His father-in-law he loves, as he never loved his own, that reprobate, who escaped to Italy whenever he could (to a comare and to another family in Italy, my father sometimes thought), leaving his wife and five children to fend for themselves. He doesn't think that there is anything wrong with his father-in-law's antics. He doesn't turn the camera away; he even eggs the old man on, although he sees his wife's and his mother-in-law's disapproval. But they are women, after all, and their job is to criticize. There's not enough pleasure in this world, he thinks. Let the old man have his fun.
"They gave them wine to drink," my father tells me. "All the wine they could drink. Not water. Not very much food. But a lot of wine."
My father is telling me about my grandfather's life. About his work on the railroad.
"Why did they do that?" I ask, though I think I know the answer. Alcohol: antidote to rebellion.

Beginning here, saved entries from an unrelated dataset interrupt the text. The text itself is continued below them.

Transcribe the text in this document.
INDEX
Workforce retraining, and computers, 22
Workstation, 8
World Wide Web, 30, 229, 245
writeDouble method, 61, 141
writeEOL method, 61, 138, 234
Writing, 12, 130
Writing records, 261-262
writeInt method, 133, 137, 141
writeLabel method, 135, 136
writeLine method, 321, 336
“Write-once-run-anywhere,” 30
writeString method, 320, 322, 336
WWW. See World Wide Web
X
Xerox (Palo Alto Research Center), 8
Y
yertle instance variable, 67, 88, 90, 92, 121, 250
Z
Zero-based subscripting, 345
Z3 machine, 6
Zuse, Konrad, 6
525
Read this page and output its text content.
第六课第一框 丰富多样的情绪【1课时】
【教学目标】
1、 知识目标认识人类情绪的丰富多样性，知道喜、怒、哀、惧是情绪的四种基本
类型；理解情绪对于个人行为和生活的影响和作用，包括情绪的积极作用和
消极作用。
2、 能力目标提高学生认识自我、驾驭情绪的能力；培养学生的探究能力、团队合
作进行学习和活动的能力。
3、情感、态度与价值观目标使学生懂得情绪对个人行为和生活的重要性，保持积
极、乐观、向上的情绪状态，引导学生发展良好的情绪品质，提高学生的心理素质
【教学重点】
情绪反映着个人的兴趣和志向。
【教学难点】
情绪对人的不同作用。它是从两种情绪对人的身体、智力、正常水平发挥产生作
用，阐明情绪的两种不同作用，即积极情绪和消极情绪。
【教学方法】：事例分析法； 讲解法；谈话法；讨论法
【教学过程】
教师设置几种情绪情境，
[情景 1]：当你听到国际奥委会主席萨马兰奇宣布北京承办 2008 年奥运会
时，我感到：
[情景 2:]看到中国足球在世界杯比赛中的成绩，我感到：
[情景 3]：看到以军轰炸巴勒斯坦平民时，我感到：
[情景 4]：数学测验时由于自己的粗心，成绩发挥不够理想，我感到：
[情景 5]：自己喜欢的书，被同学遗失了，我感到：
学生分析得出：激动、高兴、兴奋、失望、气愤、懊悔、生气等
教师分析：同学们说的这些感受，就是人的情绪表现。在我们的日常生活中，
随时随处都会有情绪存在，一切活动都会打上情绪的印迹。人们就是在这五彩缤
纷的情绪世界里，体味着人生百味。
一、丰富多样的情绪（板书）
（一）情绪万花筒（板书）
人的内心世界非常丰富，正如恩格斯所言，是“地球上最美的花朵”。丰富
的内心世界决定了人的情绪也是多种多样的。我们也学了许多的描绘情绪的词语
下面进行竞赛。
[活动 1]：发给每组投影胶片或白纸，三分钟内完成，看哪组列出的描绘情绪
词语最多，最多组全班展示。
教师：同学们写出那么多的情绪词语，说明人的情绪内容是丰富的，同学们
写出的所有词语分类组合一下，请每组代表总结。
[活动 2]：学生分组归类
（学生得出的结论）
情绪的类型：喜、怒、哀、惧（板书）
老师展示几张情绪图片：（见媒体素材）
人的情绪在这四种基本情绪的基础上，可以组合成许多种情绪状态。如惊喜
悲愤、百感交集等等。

"To keep them quiet," my father says. "To keep them working." But he tells me that in the South of Italy, it wasn't always that simple. There, water was scarce, and safe water, scarcer still. He was lucky, he said. There was a good well in Scafati, where he lived when he was a little boy, a communal well close to the church in his neighborhood. Contaminated water could kill you. And one of the lessons your mother taught you as a child was not to drink any water, no matter how thirsty you were, unless she gave it to you.
Water was scarce. Water was dangerous. Wine was plentiful and safe. It wouldn't kill you, at least not right away. When my father lived in Scafati, he watched workers in the fields stop to eat their small meals— a piece of bread and a slice of onion— always washing their food down with wine. Between meals, they drank wine when they were thirsty. "Passing the saint," they called it.
I imagine what it must have been like for my grandfather to work in scorching fields in summer with no water to drink, only wine. Now, there is an aqueduct that brings water into Puglia. But when he lived there, there was no aqueduct. Always, the people of the South were promised water. And they knew that, for centuries, aqueducts brought water into Rome. Why water for Rome? And no water for them?
When my grandfather retired from the railroad, he was an alcoholic. But that clinical word cannot describe the man he had become.
By the time I was born, the man who had stood so tall and proud beside two wives in his wedding photographs had lost his pride, his strength, his steely-eyed determination. Wine, antidote to his pain, his sorrow, his loss, his rage.
Anger was an extravagance. An emotion a peasant couldn't afford. Anger wasted energy. Anger changed nothing. Anger singled you out, anger made you a target.
Unless you used that anger, channeled it into political action. As the anarchists in his family had; as the labor organizers had; as the farm laborers who demanded a living wage had. But by the time my grandfather left Puglia, whatever his people had gained through work stoppages, strikes, land seizures had been taken away from them. They fought; many people were killed; they lost. Nothing changed until after the Great War.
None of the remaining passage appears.